Let’s consider environmental context again to see why the apparently rational appeals based on the application of probability theory might be off the mark. At Caltech, Antonio Rangel is looking at how the brain lights up when various problems are posed to subjects. It turns out the problems related to large losses affect different parts of the brain than problems that seem, from a probability standpoint, to be nothing more than a reflection of problems that look at the potential for large gains. This might provide physiological evidence to support the irrationality observed by many in behavioral economists. Or it might be that it demonstrates these apparent biases were wired deep in our evolutionary past, and that they might be what is rational given that past.
Today it is not hard to envision a windfall gain that is similar in magnitude to a large loss. We can hit the lottery; we can build up wealth to last our lifetime. We can do that because of relatively new social and economic structures that allow us to save our wealth, and a legal structure backed up by a police force that gives us confidence that we and our possessions will be around long enough for us to enjoy them.
If we go back far enough, and not so far in terms of evolutionary time, the only good thing that could happen is capturing a large animal, or rebuffing the most recent tribal raids. Anything good was short-term and could easily be reversed. On the other hand, the negative tail was long and ominous. Even short of the not insubstantial risk of losing one’s life or that of one’s family (and with it one’s future support), there was the risk of crippling injury, floods, and any number of other calamities. Include in these a gnawing realization that there were calamities that could not even be envisioned. In that world, it is not surprising that the brain circuitry would be wired differently for gains and losses. In that world, mapping gains and losses with any notion of symmetry is what would be irrational.
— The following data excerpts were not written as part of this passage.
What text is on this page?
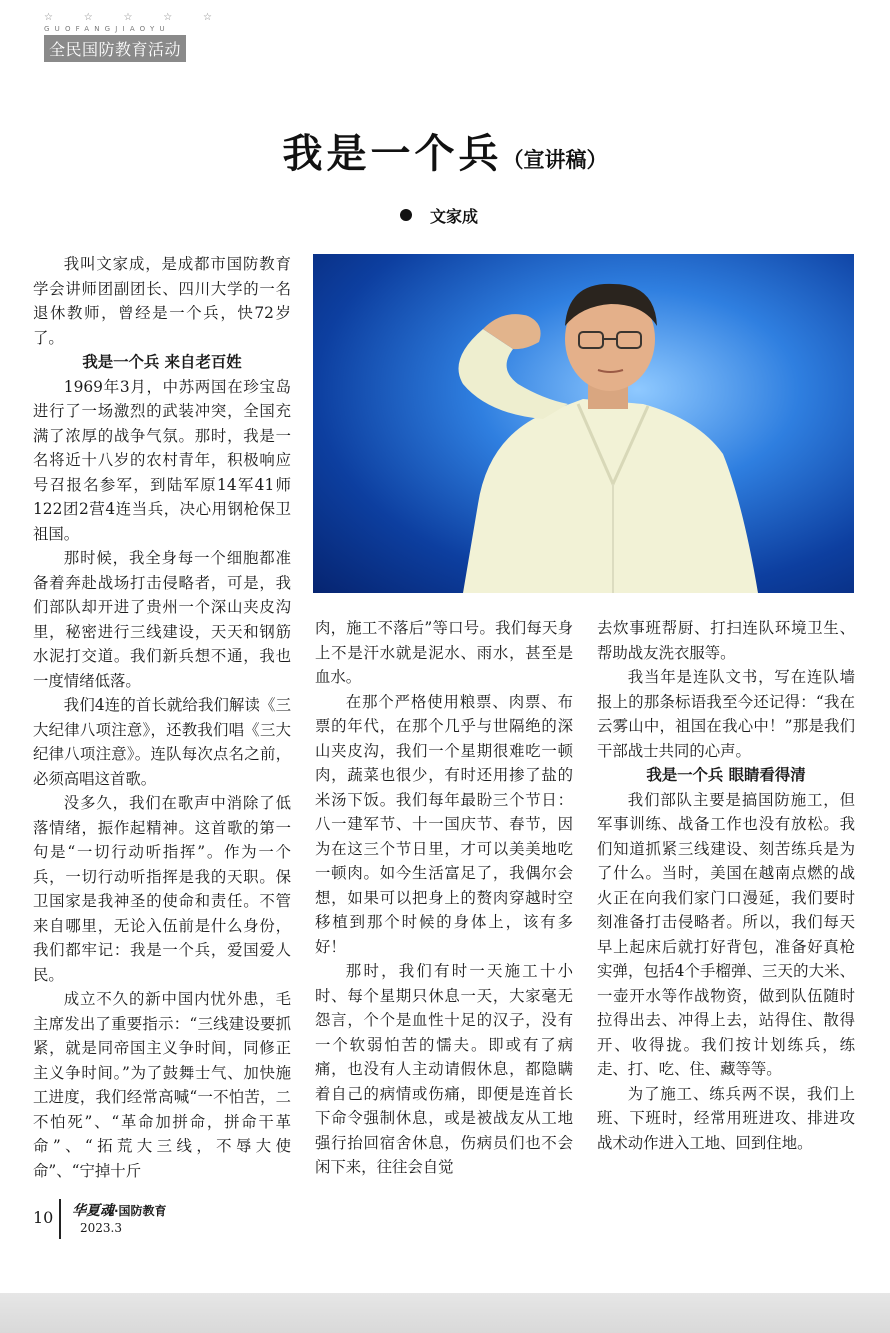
☆	☆	☆	☆	☆
GUOFANGJIAOYU
全民国防教育活动
我是一个兵（宣讲稿）
文家成

我叫文家成，是成都市国防教育学会讲师团副团长、四川大学的一名退休教师，曾经是一个兵，快72岁了。

我是一个兵 来自老百姓

1969年3月，中苏两国在珍宝岛进行了一场激烈的武装冲突，全国充满了浓厚的战争气氛。那时，我是一名将近十八岁的农村青年，积极响应号召报名参军，到陆军原14军41师122团2营4连当兵，决心用钢枪保卫祖国。

那时候，我全身每一个细胞都准备着奔赴战场打击侵略者，可是，我们部队却开进了贵州一个深山夹皮沟里，秘密进行三线建设，天天和钢筋水泥打交道。我们新兵想不通，我也一度情绪低落。

我们4连的首长就给我们解读《三大纪律八项注意》，还教我们唱《三大纪律八项注意》。连队每次点名之前，必须高唱这首歌。

没多久，我们在歌声中消除了低落情绪，振作起精神。这首歌的第一句是“一切行动听指挥”。作为一个兵，一切行动听指挥是我的天职。保卫国家是我神圣的使命和责任。不管来自哪里，无论入伍前是什么身份，我们都牢记：我是一个兵，爱国爱人民。

成立不久的新中国内忧外患，毛主席发出了重要指示：“三线建设要抓紧，就是同帝国主义争时间，同修正主义争时间。”为了鼓舞士气、加快施工进度，我们经常高喊“一不怕苦，二不怕死”、“革命加拼命，拼命干革命”、“拓荒大三线，不辱大使命”、“宁掉十斤

肉，施工不落后”等口号。我们每天身上不是汗水就是泥水、雨水，甚至是血水。

在那个严格使用粮票、肉票、布票的年代，在那个几乎与世隔绝的深山夹皮沟，我们一个星期很难吃一顿肉，蔬菜也很少，有时还用掺了盐的米汤下饭。我们每年最盼三个节日：八一建军节、十一国庆节、春节，因为在这三个节日里，才可以美美地吃一顿肉。如今生活富足了，我偶尔会想，如果可以把身上的赘肉穿越时空移植到那个时候的身体上，该有多好！

那时，我们有时一天施工十小时、每个星期只休息一天，大家毫无怨言，个个是血性十足的汉子，没有一个软弱怕苦的懦夫。即或有了病痛，也没有人主动请假休息，都隐瞒着自己的病情或伤痛，即便是连首长下命令强制休息，或是被战友从工地强行抬回宿舍休息，伤病员们也不会闲下来，往往会自觉

去炊事班帮厨、打扫连队环境卫生、帮助战友洗衣服等。

我当年是连队文书，写在连队墙报上的那条标语我至今还记得：“我在云雾山中，祖国在我心中！”那是我们干部战士共同的心声。

我是一个兵 眼睛看得清

我们部队主要是搞国防施工，但军事训练、战备工作也没有放松。我们知道抓紧三线建设、刻苦练兵是为了什么。当时，美国在越南点燃的战火正在向我们家门口漫延，我们要时刻准备打击侵略者。所以，我们每天早上起床后就打好背包，准备好真枪实弹，包括4个手榴弹、三天的大米、一壶开水等作战物资，做到队伍随时拉得出去、冲得上去，站得住、散得开、收得拢。我们按计划练兵，练走、打、吃、住、藏等等。

为了施工、练兵两不误，我们上班、下班时，经常用班进攻、排进攻战术动作进入工地、回到住地。

10 华夏魂·国防教育
2023.3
This use of robust and information-sparse heuristics again stems from context. We make our decisions in the context of our environment at the time, and our experience with how the world works. In that world, we have to ignore information because much of it is likely to be irrelevant.
Mathematical optimization can be correct in its purified world and we can be rational in our world, without optimization as the benchmark. It is a truism that if we inhabit a world that fully meets the assumptions of the mathematical problem, it is irrational to deviate from the solution of the mathematical optimization. So either we catalog our irrationality and biases, or we ask why the model is wrong. The invocations of information cost, limited computational ability, missing risk factors are all continually shaving off the edges of the square peg to jam it into the round hole. Maybe the issue is not that we are almost there, and with a little tweaking we can get the optimization approach to work. Rather, logical models may not be the right approach for studying and predicting human behavior.
It deserves repeating that the use of heuristics and the deliberate limits on the use of information are not part of an attempt at optimization, real or “as if”. It is not a matter of starting with optimization and, in some way, determining how to achieve something close to the mathematically optimal solution. It is a different route toward decision making, one that, unfortunately for economists and mathematicians, is most likely the way people actually operate.
Logic, math and probability are all context independent. That is where their power lies; they will work as well on Mars and on Earth. But heuristics can take into account context and norms, an awareness of the environment, and the likelihood that what they are observing or the world in which they are operating may shift in unanticipated way. As with many new paradigms, the new route to behavioral economics adds a critical part of the world that the old one ignored. Perhaps it was ignored in the way physics assumes a perfect vacuum, or perhaps because the field became overrun with mathematicians, and as Kuhn has said, a new paradigm can only assert itself once the older generation dies off.